Moriko is one of the first genin to stumble out into blistering heat, her green yukata flowing easily with her movement. There is nothing but home on her mind now.

" _Rikoooo-chaan!"_

Her feet halt and twist on their own accord. They know better to ignore that voice, and she nods to the boy and his parents in the shade of a building. A joyous shout congratulates her on her newest accomplishment while a gruff palm ruffles her dark hair. "You should join us for dinner, Moriko," Chiyo's soft spoken son suggests. When Moriko thinks of Chiyo, she only recalls a crazy, crass lady who frequently visits her and her father's apartment with threats to make him her pupil again. In reality, Moriko knew the old lady was just concerned over her father's health with her knowledgeable experience with dealing with him as his first senses. To this day, she marvels over how her father had ever exactly survived in a squad with Crazy Chiyo and Misao.
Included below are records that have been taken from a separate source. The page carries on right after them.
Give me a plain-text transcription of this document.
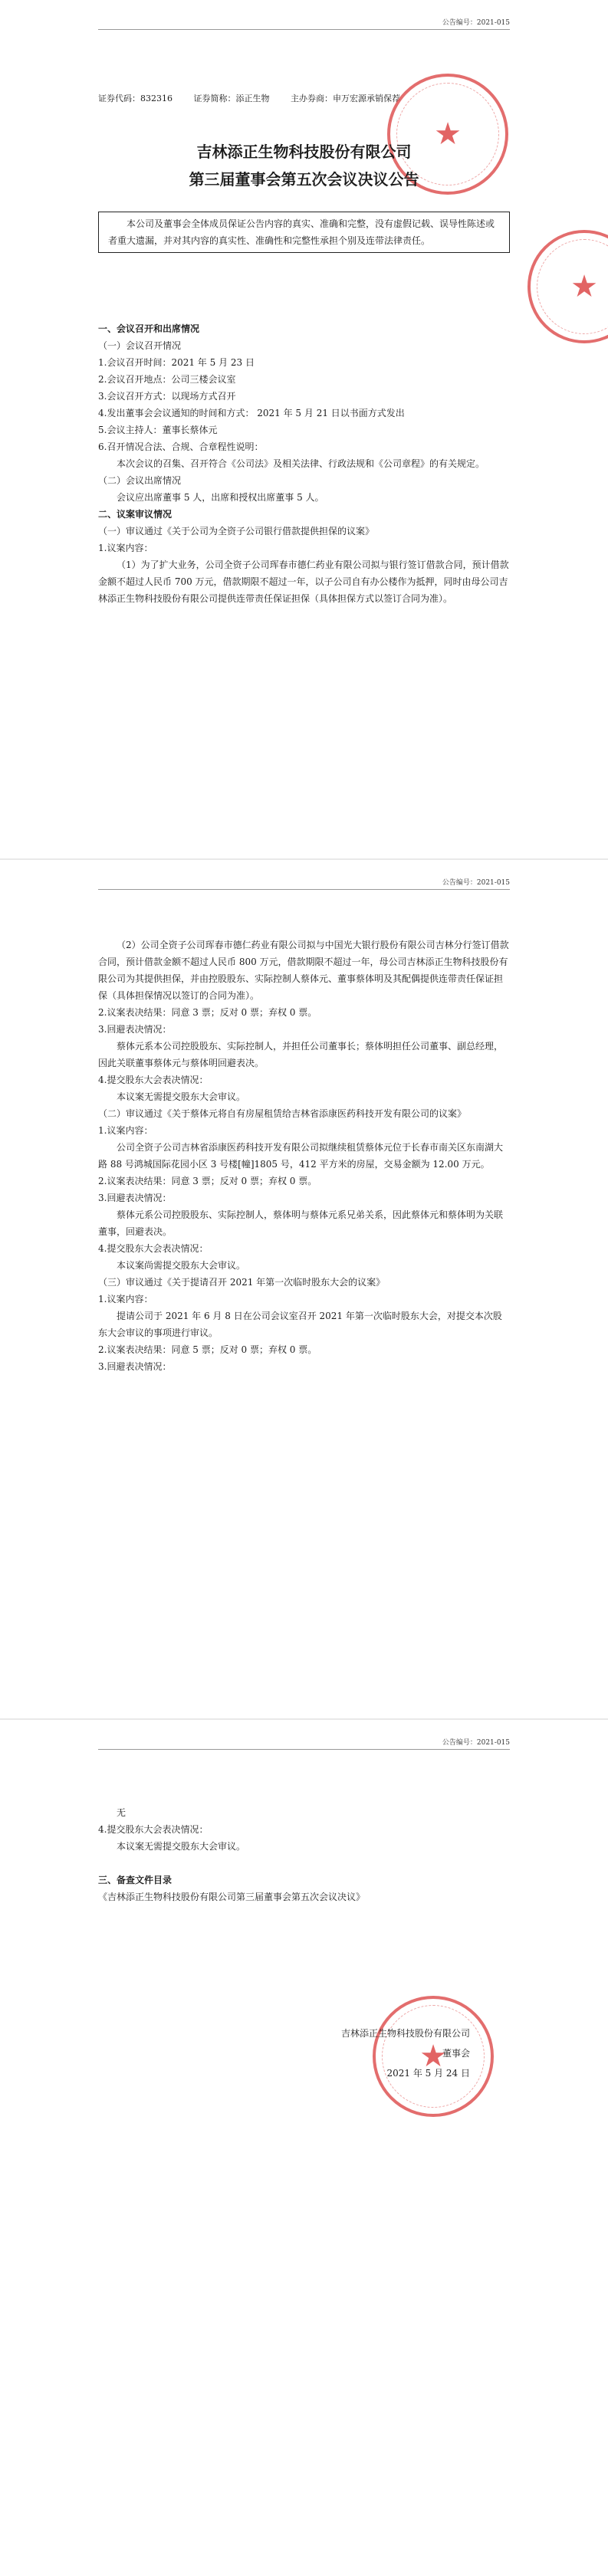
公告编号：2021-015
证券代码：832316	证券简称：添正生物	主办券商：申万宏源承销保荐
★
吉林添正生物科技股份有限公司
第三届董事会第五次会议决议公告
本公司及董事会全体成员保证公告内容的真实、准确和完整，没有虚假记载、误导性陈述或者重大遗漏，并对其内容的真实性、准确性和完整性承担个别及连带法律责任。
★

一、会议召开和出席情况

（一）会议召开情况

1.会议召开时间：2021 年 5 月 23 日

2.会议召开地点：公司三楼会议室

3.会议召开方式：以现场方式召开

4.发出董事会会议通知的时间和方式： 2021 年 5 月 21 日以书面方式发出

5.会议主持人：董事长蔡体元

6.召开情况合法、合规、合章程性说明：

本次会议的召集、召开符合《公司法》及相关法律、行政法规和《公司章程》的有关规定。

（二）会议出席情况

会议应出席董事 5 人，出席和授权出席董事 5 人。

二、议案审议情况

（一）审议通过《关于公司为全资子公司银行借款提供担保的议案》

1.议案内容：

（1）为了扩大业务，公司全资子公司珲春市德仁药业有限公司拟与银行签订借款合同，预计借款金额不超过人民币 700 万元，借款期限不超过一年，以子公司自有办公楼作为抵押，同时由母公司吉林添正生物科技股份有限公司提供连带责任保证担保（具体担保方式以签订合同为准）。

公告编号：2021-015

（2）公司全资子公司珲春市德仁药业有限公司拟与中国光大银行股份有限公司吉林分行签订借款合同，预计借款金额不超过人民币 800 万元，借款期限不超过一年，母公司吉林添正生物科技股份有限公司为其提供担保，并由控股股东、实际控制人蔡体元、董事蔡体明及其配偶提供连带责任保证担保（具体担保情况以签订的合同为准）。

2.议案表决结果：同意 3 票；反对 0 票；弃权 0 票。

3.回避表决情况：

蔡体元系本公司控股股东、实际控制人，并担任公司董事长；蔡体明担任公司董事、副总经理，因此关联董事蔡体元与蔡体明回避表决。

4.提交股东大会表决情况：

本议案无需提交股东大会审议。

（二）审议通过《关于蔡体元将自有房屋租赁给吉林省添康医药科技开发有限公司的议案》

1.议案内容：

公司全资子公司吉林省添康医药科技开发有限公司拟继续租赁蔡体元位于长春市南关区东南湖大路 88 号鸿城国际花园小区 3 号楼[幢]1805 号，412 平方米的房屋，交易金额为 12.00 万元。

2.议案表决结果：同意 3 票；反对 0 票；弃权 0 票。

3.回避表决情况：

蔡体元系公司控股股东、实际控制人，蔡体明与蔡体元系兄弟关系，因此蔡体元和蔡体明为关联董事，回避表决。

4.提交股东大会表决情况：

本议案尚需提交股东大会审议。

（三）审议通过《关于提请召开 2021 年第一次临时股东大会的议案》

1.议案内容：

提请公司于 2021 年 6 月 8 日在公司会议室召开 2021 年第一次临时股东大会，对提交本次股东大会审议的事项进行审议。

2.议案表决结果：同意 5 票；反对 0 票；弃权 0 票。

3.回避表决情况：

公告编号：2021-015

无

4.提交股东大会表决情况：

本议案无需提交股东大会审议。

三、备查文件目录

《吉林添正生物科技股份有限公司第三届董事会第五次会议决议》

★
吉林添正生物科技股份有限公司
董事会
2021 年 5 月 24 日
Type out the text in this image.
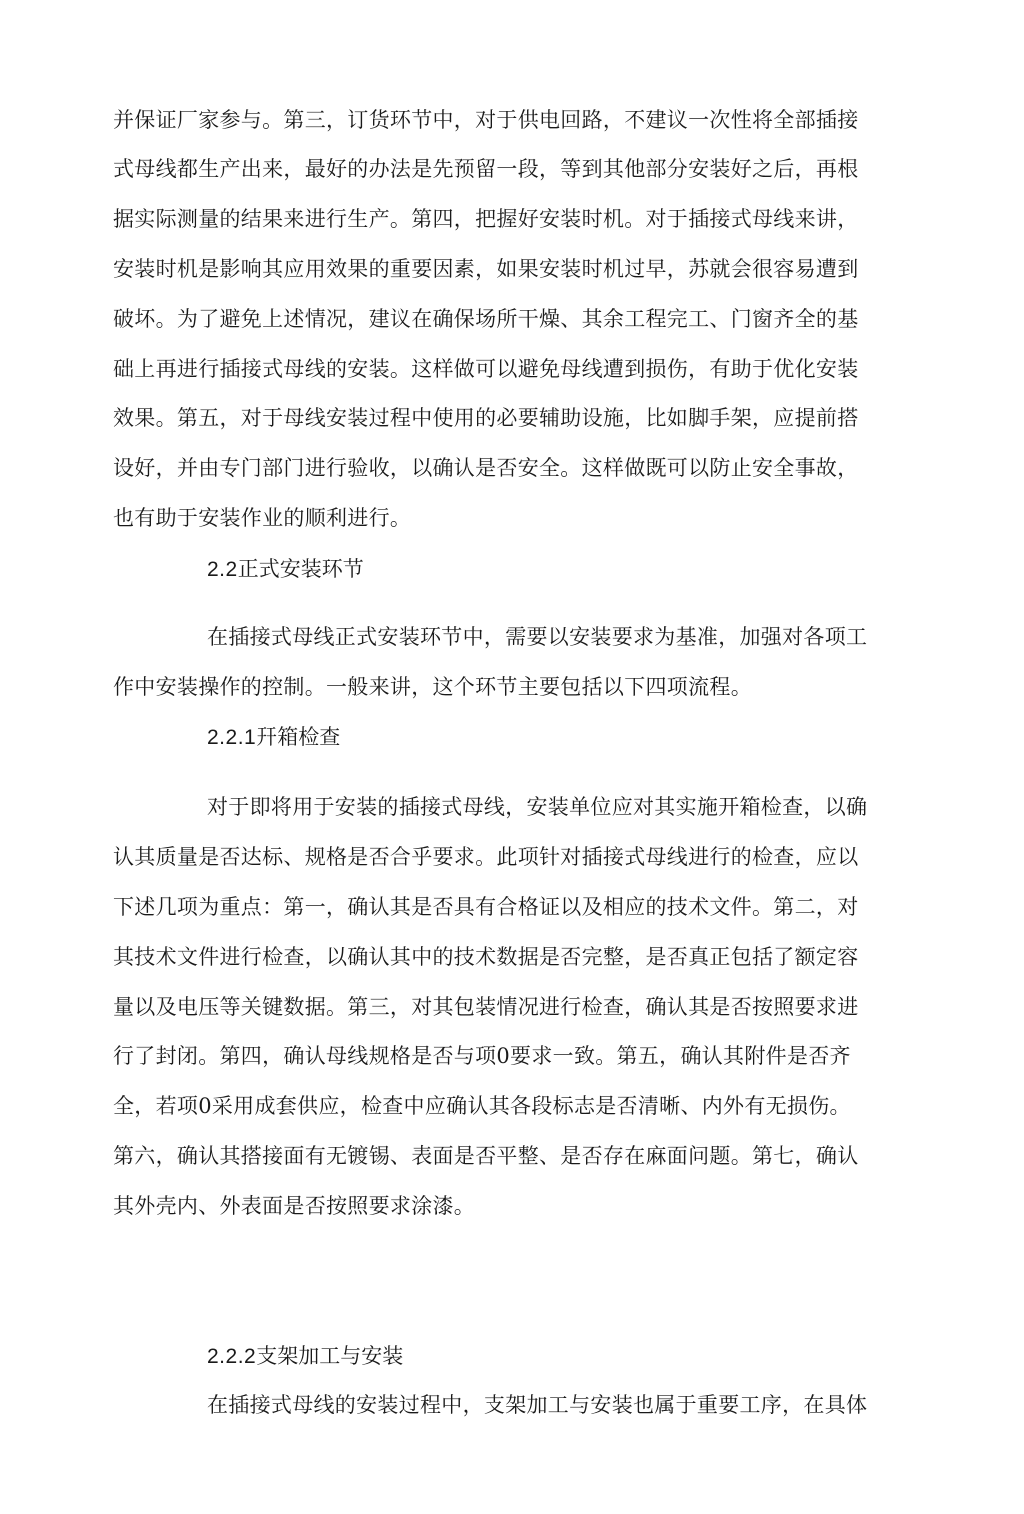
并保证厂家参与。第三，订货环节中，对于供电回路，不建议一次性将全部插接
式母线都生产出来，最好的办法是先预留一段，等到其他部分安装好之后，再根
据实际测量的结果来进行生产。第四，把握好安装时机。对于插接式母线来讲，
安装时机是影响其应用效果的重要因素，如果安装时机过早，苏就会很容易遭到
破坏。为了避免上述情况，建议在确保场所干燥、其余工程完工、门窗齐全的基
础上再进行插接式母线的安装。这样做可以避免母线遭到损伤，有助于优化安装
效果。第五，对于母线安装过程中使用的必要辅助设施，比如脚手架，应提前搭
设好，并由专门部门进行验收，以确认是否安全。这样做既可以防止安全事故，
也有助于安装作业的顺利进行。
2.2正式安装环节
在插接式母线正式安装环节中，需要以安装要求为基准，加强对各项工
作中安装操作的控制。一般来讲，这个环节主要包括以下四项流程。
2.2.1幵箱检查
对于即将用于安装的插接式母线，安装单位应对其实施开箱检查，以确
认其质量是否达标、规格是否合乎要求。此项针对插接式母线进行的检查，应以
下述几项为重点：第一，确认其是否具有合格证以及相应的技术文件。第二，对
其技术文件进行检查，以确认其中的技术数据是否完整，是否真正包括了额定容
量以及电压等关键数据。第三，对其包装情况进行检查，确认其是否按照要求进
行了封闭。第四，确认母线规格是否与项0要求一致。第五，确认其附件是否齐
全，若项0采用成套供应，检查中应确认其各段标志是否清晰、内外有无损伤。
第六，确认其搭接面有无镀锡、表面是否平整、是否存在麻面问题。第七，确认
其外壳内、外表面是否按照要求涂漆。
2.2.2支架加工与安装
在插接式母线的安装过程中，支架加工与安装也属于重要工序，在具体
But at the moment, she just wants to protest, their home contained more than enough personalities to intrude upon, but the wife is exuberant and has never taken her no as an answer. She places a hand on her back and guides their group towards an older street full of aging buildings and quiet bustling. "Congratulations on graduating too, Sasori." Moriko quietly says, his mother talks loudly enough to only spare their exchange a grin. Moriko is all levels of surprised that her father had been in a squad with this woman and lived to tell the tale.

The boy dips his head in acknowledgement and resumes listening to his father's chatter about the newest advancements in the puppet corps, a division created by his own mom. "Frightening things, really."

"I like them enough," Sasori admits, glancing at Moriko. He has only been to her house twice, and both times, took company with her father's puppets rather than her. Her, who dislikes anything with vacant stares and abysmal mouths.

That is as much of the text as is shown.